February 14. –About four o’clock this morning, a large party of ministerial butchers, supposed to be about one thousand, were discovered crossing the ice from Boston Neck to Dorchester Neck. The sentry immediately discharged his piece at them, and ran for the guard house to inform Captain Barnes, (commander of the guard,) who had already taken the alarm by the sentries firing their pieces; and, from information he could get of the course they were steering, judged their design was to cut off the retreat of the guard, which consisted only of sixty men. Captain Barnes immediately marched his guard off the neck to the edge of the marsh, and just escaped them, and lest the guns that had just been fired should not alarm the camp, he sent off several messengers.

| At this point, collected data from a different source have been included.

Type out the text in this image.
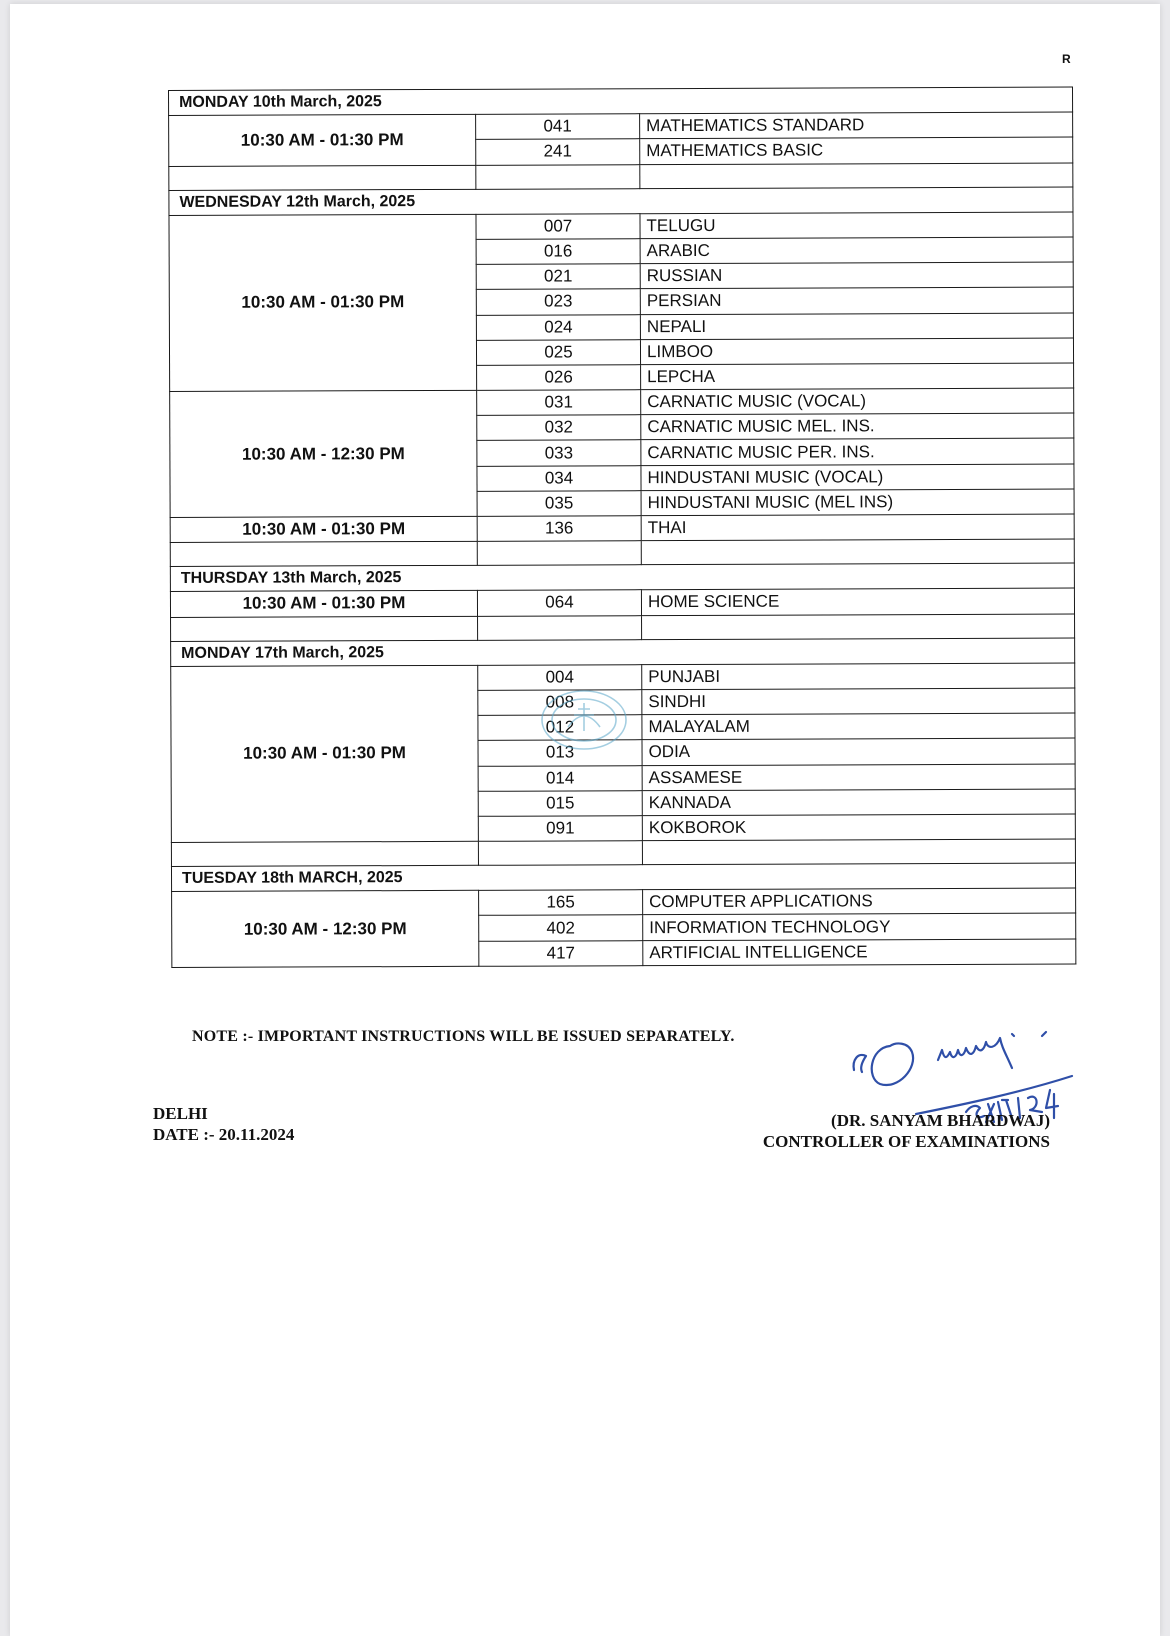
R
MONDAY 10th March, 2025		
10:30 AM - 01:30 PM	041	MATHEMATICS STANDARD
	241	MATHEMATICS BASIC

WEDNESDAY 12th March, 2025		
10:30 AM - 01:30 PM	007	TELUGU
	016	ARABIC
	021	RUSSIAN
	023	PERSIAN
	024	NEPALI
	025	LIMBOO
	026	LEPCHA
10:30 AM - 12:30 PM	031	CARNATIC MUSIC (VOCAL)
	032	CARNATIC MUSIC MEL. INS.
	033	CARNATIC MUSIC PER. INS.
	034	HINDUSTANI MUSIC (VOCAL)
	035	HINDUSTANI MUSIC (MEL INS)
10:30 AM - 01:30 PM	136	THAI

THURSDAY 13th March, 2025		
10:30 AM - 01:30 PM	064	HOME SCIENCE

MONDAY 17th March, 2025		
10:30 AM - 01:30 PM	004	PUNJABI
	008	SINDHI
	012	MALAYALAM
	013	ODIA
	014	ASSAMESE
	015	KANNADA
	091	KOKBOROK

TUESDAY 18th MARCH, 2025		
10:30 AM - 12:30 PM	165	COMPUTER APPLICATIONS
	402	INFORMATION TECHNOLOGY
	417	ARTIFICIAL INTELLIGENCE
NOTE :- IMPORTANT INSTRUCTIONS WILL BE ISSUED SEPARATELY.
DELHI
DATE :- 20.11.2024
20/XI/24
(DR. SANYAM BHARDWAJ)
CONTROLLER OF EXAMINATIONS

The enemy marched along with two field-pieces, and posted themselves in so advantageous a manner, that Captain Barnes could not attack them with the least hope of success, and he was obliged to wait for the arrival of reinforcements. In the mean time the cut-throats improved every minute of their time in setting fire to the buildings on Dorchester Neck, while they still moved toward the castle, where boats were ready to receive them. But our troops were so close upon them, that they put out the fire of six or seven of the buildings, and gained the point next to the castle, before the sons of Belial had reached their lines. They made prisoners of six of the guard and one old man, an inhabitant. 1


1 Pennsylvania Journal, March 6: –It is about two miles from the encampment at Dorchester, over the causeway, &c., to said guard house, and one mile from thence to the point next the castle.